IBM’s aim seems to be to offer the broadest global service offering for the most discerning enterprise customers, it has stated a goal of having cloud in every major market and key financial center. They’re also one-upping AWS‘s approach to global roll outs. Whereas AWS tends to introduce a select range of its services in a new geography first before extending the portfolio of services available, IBM is promising that all of its datacenters will offers all the different services IBM offers.
In terms of technical details, IBM datacenters are designed to consist of a minimum of four PODS (points of distribution), stand-alone units consisting of 4,000 servers. Each POD is not reliant on any other POD for service and carries guaranteed uptime of 99.9 percent. Clients can choose to locate in a single POD at 99.9 percent or can be distributed across multiple PODs to increase their uptime ratio. IBM is, once again, taking the battle directly to AWS. Their briefing materials give a use-case example of how AWS is less reliable than the new IBM offering:
For example, a retail CIO that receives an unanticipated spike in traffic can spread the company’s workload among multiple PODS and data centers guaranteeing uptime and staying in business. To avoid scenarios such as suffered by Amazon.com which went down in January 2013, costing the online retailer an estimated $5 million in sales.

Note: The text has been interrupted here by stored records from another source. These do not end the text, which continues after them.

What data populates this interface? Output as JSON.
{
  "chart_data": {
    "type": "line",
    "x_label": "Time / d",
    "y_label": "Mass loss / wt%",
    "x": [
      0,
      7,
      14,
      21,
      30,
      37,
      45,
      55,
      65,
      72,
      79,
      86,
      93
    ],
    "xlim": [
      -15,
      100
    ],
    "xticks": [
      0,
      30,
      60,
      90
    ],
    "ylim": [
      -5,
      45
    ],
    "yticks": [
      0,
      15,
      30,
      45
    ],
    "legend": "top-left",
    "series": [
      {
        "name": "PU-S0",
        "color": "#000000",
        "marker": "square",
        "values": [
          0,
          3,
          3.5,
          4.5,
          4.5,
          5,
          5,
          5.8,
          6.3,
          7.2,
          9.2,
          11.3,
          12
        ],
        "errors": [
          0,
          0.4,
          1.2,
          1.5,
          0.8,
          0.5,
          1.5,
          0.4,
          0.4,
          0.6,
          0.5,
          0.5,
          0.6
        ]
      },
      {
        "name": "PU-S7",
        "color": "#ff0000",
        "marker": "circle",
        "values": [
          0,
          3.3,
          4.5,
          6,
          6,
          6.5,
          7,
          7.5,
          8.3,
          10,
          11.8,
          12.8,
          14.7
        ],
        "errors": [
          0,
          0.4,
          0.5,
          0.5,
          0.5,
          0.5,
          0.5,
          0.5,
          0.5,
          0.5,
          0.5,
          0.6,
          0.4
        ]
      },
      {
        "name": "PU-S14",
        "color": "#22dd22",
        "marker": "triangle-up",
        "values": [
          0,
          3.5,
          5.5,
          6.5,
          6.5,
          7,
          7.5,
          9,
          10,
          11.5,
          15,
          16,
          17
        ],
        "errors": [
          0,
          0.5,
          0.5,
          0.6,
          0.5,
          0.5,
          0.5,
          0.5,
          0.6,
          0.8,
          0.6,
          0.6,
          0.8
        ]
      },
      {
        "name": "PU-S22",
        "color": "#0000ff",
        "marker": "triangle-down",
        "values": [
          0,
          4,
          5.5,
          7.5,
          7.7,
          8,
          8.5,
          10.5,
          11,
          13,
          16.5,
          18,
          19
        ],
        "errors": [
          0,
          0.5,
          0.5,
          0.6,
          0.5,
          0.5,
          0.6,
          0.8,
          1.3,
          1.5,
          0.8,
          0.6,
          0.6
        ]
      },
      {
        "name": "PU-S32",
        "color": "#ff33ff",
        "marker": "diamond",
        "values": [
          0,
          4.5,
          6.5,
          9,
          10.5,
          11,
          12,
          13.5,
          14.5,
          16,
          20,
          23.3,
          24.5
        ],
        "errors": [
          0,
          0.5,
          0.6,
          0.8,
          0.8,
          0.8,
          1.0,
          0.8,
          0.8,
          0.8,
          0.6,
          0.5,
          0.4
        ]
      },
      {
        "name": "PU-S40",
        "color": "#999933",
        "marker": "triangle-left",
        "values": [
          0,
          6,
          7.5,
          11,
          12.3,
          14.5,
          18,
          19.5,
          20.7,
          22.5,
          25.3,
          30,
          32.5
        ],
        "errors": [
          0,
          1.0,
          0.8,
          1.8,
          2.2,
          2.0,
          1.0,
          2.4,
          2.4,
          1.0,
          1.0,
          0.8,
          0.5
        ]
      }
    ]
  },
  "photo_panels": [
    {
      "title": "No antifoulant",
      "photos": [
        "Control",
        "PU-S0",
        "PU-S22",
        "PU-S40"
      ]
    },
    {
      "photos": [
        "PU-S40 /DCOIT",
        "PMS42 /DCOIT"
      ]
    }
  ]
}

Interestingly IBM is confirming rumors that Softlayer will be the default platform for all the cloud infrastructure it offers going forwards – all of these data centers will be based on Softlayer, the final admission perhaps that IBM’s SmartCloud wasn’t so… smart. In fact IBM is saying that they will fully double the Softlayer capacity that is available to customers. They’re also leveraging the Softlayer network already in place. Again from the company:
IBM SoftLayer is able to deliver high performance services to locales across the globe quickly. These local cloud hubs will give clients unique access to data quickly without having to wait for servers several countries away to respond to clicks. SoftLayer’s high performance private network also makes it possible to build global applications that do not require or use the public internet to connect to servers that sit in multiple countries which helps avoid any disruptions caused by other traffic on a public network.
Somewhat confusingly, in response to questions about SmartCloud, IBM responded that:
SmartCloud Enterprise + which combines managed services for highly complex projects will maintain its technology and branding.
Hmmm. I wonder. Anyway, there’s no doubt that IBM are deadly serious about this cloud opportunity. While AWS is certainly in front of the pack when it comes to public cloud, there’s a whole world of enterprise customers looking for something a little different. Quite rightly these enterprises are where IBM is focusing.